If there was one thing that I took away from my time in Dr. DeVito’s lab, though, it was not their intriguing projects nor their complicated machines: it was that collaboration is an essential part of their research. No one person is an expert in everything or even more than one thing, and everyone relies on each other to complete the work.

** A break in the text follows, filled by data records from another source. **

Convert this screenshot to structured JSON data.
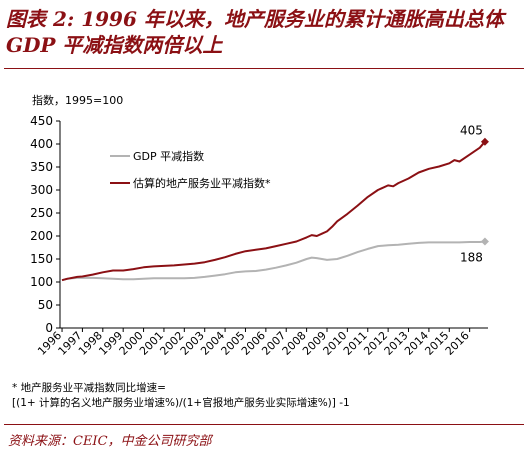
{
  "header": {
    "title": "图表 2: 1996 年以来，地产服务业的累计通胀高出总体 GDP 平减指数两倍以上"
  },
  "chart_data": {
    "type": "line",
    "ylabel": "指数，1995=100",
    "ylim": [
      0,
      450
    ],
    "yticks": [
      0,
      50,
      100,
      150,
      200,
      250,
      300,
      350,
      400,
      450
    ],
    "xlim": [
      1995.9,
      2016.9
    ],
    "xticks": [
      "1996",
      "1997",
      "1998",
      "1999",
      "2000",
      "2001",
      "2002",
      "2003",
      "2004",
      "2005",
      "2006",
      "2007",
      "2008",
      "2009",
      "2010",
      "2011",
      "2012",
      "2013",
      "2014",
      "2015",
      "2016"
    ],
    "grid": false,
    "legend_position": "top-left",
    "series": [
      {
        "name": "GDP 平减指数",
        "color": "#b3b3b3",
        "end_label": "188",
        "points": [
          [
            1996.0,
            104
          ],
          [
            1996.25,
            107
          ],
          [
            1996.5,
            108
          ],
          [
            1996.75,
            109
          ],
          [
            1997.0,
            109
          ],
          [
            1997.5,
            109
          ],
          [
            1998.0,
            108
          ],
          [
            1998.5,
            107
          ],
          [
            1999.0,
            106
          ],
          [
            1999.5,
            106
          ],
          [
            2000.0,
            107
          ],
          [
            2000.5,
            108
          ],
          [
            2001.0,
            108
          ],
          [
            2001.5,
            108
          ],
          [
            2002.0,
            108
          ],
          [
            2002.5,
            109
          ],
          [
            2003.0,
            111
          ],
          [
            2003.5,
            114
          ],
          [
            2004.0,
            117
          ],
          [
            2004.5,
            121
          ],
          [
            2005.0,
            123
          ],
          [
            2005.5,
            124
          ],
          [
            2006.0,
            127
          ],
          [
            2006.5,
            131
          ],
          [
            2007.0,
            136
          ],
          [
            2007.5,
            142
          ],
          [
            2008.0,
            150
          ],
          [
            2008.25,
            153
          ],
          [
            2008.5,
            152
          ],
          [
            2008.75,
            150
          ],
          [
            2009.0,
            148
          ],
          [
            2009.5,
            150
          ],
          [
            2010.0,
            157
          ],
          [
            2010.5,
            165
          ],
          [
            2011.0,
            172
          ],
          [
            2011.5,
            178
          ],
          [
            2012.0,
            180
          ],
          [
            2012.5,
            181
          ],
          [
            2013.0,
            183
          ],
          [
            2013.5,
            185
          ],
          [
            2014.0,
            186
          ],
          [
            2014.5,
            186
          ],
          [
            2015.0,
            186
          ],
          [
            2015.5,
            186
          ],
          [
            2016.0,
            187
          ],
          [
            2016.5,
            187
          ],
          [
            2016.75,
            188
          ]
        ]
      },
      {
        "name": "估算的地产服务业平减指数*",
        "color": "#8b1014",
        "end_label": "405",
        "points": [
          [
            1996.0,
            104
          ],
          [
            1996.25,
            107
          ],
          [
            1996.5,
            109
          ],
          [
            1996.75,
            111
          ],
          [
            1997.0,
            112
          ],
          [
            1997.5,
            116
          ],
          [
            1998.0,
            121
          ],
          [
            1998.5,
            125
          ],
          [
            1999.0,
            125
          ],
          [
            1999.5,
            128
          ],
          [
            2000.0,
            132
          ],
          [
            2000.5,
            134
          ],
          [
            2001.0,
            135
          ],
          [
            2001.5,
            136
          ],
          [
            2002.0,
            138
          ],
          [
            2002.5,
            140
          ],
          [
            2003.0,
            143
          ],
          [
            2003.5,
            148
          ],
          [
            2004.0,
            154
          ],
          [
            2004.5,
            161
          ],
          [
            2005.0,
            167
          ],
          [
            2005.5,
            170
          ],
          [
            2006.0,
            173
          ],
          [
            2006.5,
            178
          ],
          [
            2007.0,
            183
          ],
          [
            2007.5,
            188
          ],
          [
            2008.0,
            197
          ],
          [
            2008.25,
            202
          ],
          [
            2008.5,
            200
          ],
          [
            2008.75,
            205
          ],
          [
            2009.0,
            210
          ],
          [
            2009.25,
            220
          ],
          [
            2009.5,
            232
          ],
          [
            2010.0,
            248
          ],
          [
            2010.5,
            266
          ],
          [
            2011.0,
            285
          ],
          [
            2011.5,
            300
          ],
          [
            2012.0,
            310
          ],
          [
            2012.25,
            308
          ],
          [
            2012.5,
            315
          ],
          [
            2013.0,
            325
          ],
          [
            2013.5,
            338
          ],
          [
            2014.0,
            346
          ],
          [
            2014.5,
            351
          ],
          [
            2015.0,
            358
          ],
          [
            2015.25,
            365
          ],
          [
            2015.5,
            362
          ],
          [
            2016.0,
            377
          ],
          [
            2016.5,
            392
          ],
          [
            2016.75,
            405
          ]
        ]
      }
    ]
  },
  "note": {
    "line1": "* 地产服务业平减指数同比增速=",
    "line2": "[(1+ 计算的名义地产服务业增速%)/(1+官报地产服务业实际增速%)] -1"
  },
  "source": "资料来源：CEIC，中金公司研究部"
}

Day 2: Beginning to Understand

Upon arriving for my second day working with the National Toxicology Program (NTP) Pathology Group I was excited to learn more about the projects I was introduced to yesterday. I returned to my cubicle, now broken-in and sufficiently cozy, and I began to read about some of the proteins I looked at yesterday with a post-doctoral fellow at the ten-headed microscope. Three of the proteins were CD45, S129 (alpha-synuclein), and GP91 (Nox2). CD45 is a type of protein tyrosine phosphatase involved with antigen receptor signaling for two different cell types. As of now, it is understood that CD45, and protein tyrosine phosphatases in general, can either act as inhibitors or activators in tumor growth. S129 is thought to be associated with neurodegenerative diseases, such as Parkinson’s Disease, and GP91 is a key binding protein in the NADPH-oxidase, which is involved with phagocytosis in neutrophils, or the process of killing harmful pathogens that enter the body. After researching for a couple of hours, I joined Dr. Cynthia Wilson for a discussion about veterinary pathology, and about an upcoming project in the NTP pathology group regarding the potential negative effects of a popular chemical used in food production. After lunch, I traveled with Dr. Malarkey to an adjunct NIEHS and NTP building for a meeting to discuss and present the findings of one the first cell phone radiation studies in the broader project. The study focused on the changes of gene expression in rats and mice after exposure to various amounts of CDMA or GSM microwaves in three different organs. Returning back to the main NIEHS building with new topics of research, I ended my day with a deeper understanding of histology, or the study of microscopic tissues, which I was introduced to yesterday. I also developed a highly amateur ability to identify different tumors, such as carcinoma or schwannoma, under in organ slices. Additionally, I have begun to grasp some of the complexities of the research conducted by the NTP pathology group and even discuss my own conclusions with the scientists.

Day 1: Meeting the Lab

After making it through the various security check-points on my way to the National Institute of Health Sciences (NIEHS), and the security in the main lobby, I met with some of the staff of the National Toxicology Program (NTP) Pathology Group. The NTP Pathology Group designs, reviews, and analyzes long-term rodent studies in the field of toxicology and carcinogenesis. I will be working with Dr. Dave Malarkey, the head of the Pathology Group. Specifically, I will be contributing to one of the NTP’s more recent studies: GSM and CDMA Modulated Cell Phone Radio Frequency Radiation. Essentially, the goal of the study, conducted over a couple of years and by dozens of scientists, is to determine whether or not the radiation emitted by cellular devices is carcinogenic. After a quick briefing by Dr. Malarkey about the study and pathology in general, I made my way to the ten-headed microscope, where I joined a couple of veterinary students in identifying a variety of cancers in rodents using histopathology cases, or stained slices of organs. Then I reviewed some slices of a human bronchus and categorized the cells into neutrophils, eosinophils, macrophages, or lymphocytes. Finally, I traveled with Dr. Malarkey to review the research of one of the post-doctoral fellows working at the NIEHS, and also to an NTP Pathology Group birthday party for one of the scientists.